La serie in costume reinventa l'Inghilterra georgiana ed è uno spasso da guardare, soprattutto durante le Feste
LOS ANGELES - Siamo nell' '800 inglese, nel cuore dell'alta società di Londra, e c'è una bellissima dama inglese che non vuole sposarsi (almeno non ancora) e un bellissimo gentiluomo che a impalmarsi proprio non ci pensa.
Non suonano certo particolarmente inedite le premesse alla base di "Bridgerton" il nuovo fenomeno di Netflix - prodotto da Shonda Rhimes (sì, quella di "Grey's Anatomy") - che porta sul piccolo schermo i temi tipici del romanzo femminile di quegli anni, da "Orgoglio e pregiudizio" fino a "Cime tempestose" senza dimenticare nemmeno "Piccole donne".

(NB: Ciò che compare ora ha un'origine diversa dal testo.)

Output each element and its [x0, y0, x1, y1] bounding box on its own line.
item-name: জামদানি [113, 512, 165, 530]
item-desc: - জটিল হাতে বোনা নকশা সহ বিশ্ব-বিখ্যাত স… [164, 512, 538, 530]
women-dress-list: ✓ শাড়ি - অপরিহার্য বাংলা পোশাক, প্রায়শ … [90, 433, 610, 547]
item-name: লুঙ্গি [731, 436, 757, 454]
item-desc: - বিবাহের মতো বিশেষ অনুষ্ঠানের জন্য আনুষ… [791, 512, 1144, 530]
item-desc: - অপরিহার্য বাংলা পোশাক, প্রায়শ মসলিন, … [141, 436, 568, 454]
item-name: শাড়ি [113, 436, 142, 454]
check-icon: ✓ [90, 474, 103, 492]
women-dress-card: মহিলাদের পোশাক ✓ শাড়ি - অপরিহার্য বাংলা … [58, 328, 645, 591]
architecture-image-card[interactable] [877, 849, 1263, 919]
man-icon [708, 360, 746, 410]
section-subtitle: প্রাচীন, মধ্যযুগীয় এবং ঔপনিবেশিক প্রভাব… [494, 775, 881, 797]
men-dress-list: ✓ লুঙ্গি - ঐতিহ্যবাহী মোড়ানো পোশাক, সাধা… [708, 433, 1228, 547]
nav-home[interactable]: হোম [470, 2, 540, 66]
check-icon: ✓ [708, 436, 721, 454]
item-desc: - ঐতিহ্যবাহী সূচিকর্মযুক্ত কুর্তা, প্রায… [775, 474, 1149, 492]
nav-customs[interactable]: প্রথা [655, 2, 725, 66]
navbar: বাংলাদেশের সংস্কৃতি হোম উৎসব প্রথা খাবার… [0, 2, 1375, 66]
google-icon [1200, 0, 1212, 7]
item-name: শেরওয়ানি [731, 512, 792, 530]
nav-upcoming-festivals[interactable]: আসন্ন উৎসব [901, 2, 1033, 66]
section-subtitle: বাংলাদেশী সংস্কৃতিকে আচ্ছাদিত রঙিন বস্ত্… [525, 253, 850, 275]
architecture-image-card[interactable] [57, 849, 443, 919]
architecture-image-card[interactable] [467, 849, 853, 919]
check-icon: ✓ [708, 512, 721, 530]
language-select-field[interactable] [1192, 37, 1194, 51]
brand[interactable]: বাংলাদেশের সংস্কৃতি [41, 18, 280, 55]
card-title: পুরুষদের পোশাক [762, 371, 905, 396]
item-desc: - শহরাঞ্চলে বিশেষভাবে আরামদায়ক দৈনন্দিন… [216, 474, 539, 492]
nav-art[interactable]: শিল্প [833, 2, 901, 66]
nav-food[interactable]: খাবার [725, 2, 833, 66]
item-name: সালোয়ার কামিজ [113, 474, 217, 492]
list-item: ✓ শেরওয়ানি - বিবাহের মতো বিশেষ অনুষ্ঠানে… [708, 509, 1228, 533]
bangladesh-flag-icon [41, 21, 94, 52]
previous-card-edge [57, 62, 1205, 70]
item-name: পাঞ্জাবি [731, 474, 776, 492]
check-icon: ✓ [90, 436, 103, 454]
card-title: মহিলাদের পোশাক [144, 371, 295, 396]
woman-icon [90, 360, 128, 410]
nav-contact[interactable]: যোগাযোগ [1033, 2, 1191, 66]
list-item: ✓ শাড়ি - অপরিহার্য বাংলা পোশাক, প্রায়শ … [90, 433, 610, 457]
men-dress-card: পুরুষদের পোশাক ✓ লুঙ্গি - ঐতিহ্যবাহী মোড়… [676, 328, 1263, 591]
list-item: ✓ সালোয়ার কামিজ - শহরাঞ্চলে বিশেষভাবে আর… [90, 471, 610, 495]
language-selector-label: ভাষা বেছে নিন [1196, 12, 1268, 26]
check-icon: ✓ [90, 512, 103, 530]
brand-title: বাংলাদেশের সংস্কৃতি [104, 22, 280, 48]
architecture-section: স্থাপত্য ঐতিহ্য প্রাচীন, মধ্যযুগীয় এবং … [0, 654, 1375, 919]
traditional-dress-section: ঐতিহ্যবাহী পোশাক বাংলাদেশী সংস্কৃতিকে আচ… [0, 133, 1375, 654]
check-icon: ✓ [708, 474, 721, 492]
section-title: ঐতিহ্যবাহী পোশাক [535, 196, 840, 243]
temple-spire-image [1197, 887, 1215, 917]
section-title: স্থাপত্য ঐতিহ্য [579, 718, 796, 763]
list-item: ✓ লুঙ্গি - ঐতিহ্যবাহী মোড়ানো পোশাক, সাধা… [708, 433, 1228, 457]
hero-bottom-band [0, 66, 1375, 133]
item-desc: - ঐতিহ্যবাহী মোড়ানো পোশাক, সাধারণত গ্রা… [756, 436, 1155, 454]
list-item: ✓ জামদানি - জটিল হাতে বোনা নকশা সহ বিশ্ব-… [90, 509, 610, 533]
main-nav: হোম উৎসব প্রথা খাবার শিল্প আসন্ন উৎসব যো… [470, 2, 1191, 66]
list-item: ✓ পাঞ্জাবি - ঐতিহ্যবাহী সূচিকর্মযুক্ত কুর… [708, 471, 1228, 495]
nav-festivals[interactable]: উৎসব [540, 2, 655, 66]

Punto focale di questa prima, lo abbiamo già accennato, il duo formato da Daphne Bridgerton e dal suo non-spasimante (ma chi lo sa), Simon Basset aka il Duca di Hastings. Tutto attorno a loro uno sfarfallare di matriarche, figlie/sorelle e bei tomi in cerca di amore (e non solo).
"Bridgerton", come altre produzioni contemporanee soprattutto di Netflix, ci tiene a rilocalizzare socioculturalmente il contesto di modo che sia il più inclusivo possibile e specchio della realtà globalizzata di oggi.
Non deve quindi stupire il trovarsi regina e cortigiani "afrobritannici", damigelle di origini latine e quant'altro. Se ai puristi questa cosa potrà andare un po' di traverso, agli altri non darà poi questo gran fastidio e - anzi - diventerà rapidamente pretesto per una maggiore ricchezza narrativa.
Malgrado giochi praticamente sempre sul sicuro, la serie è assolutamente godibile, e perfetta per questo periodo festivo. Girata e recitata bene, dà il meglio di sé fra abiti e fotografia e guardata con una tazza di te in una mano e un biscotto (o più) nell'altra.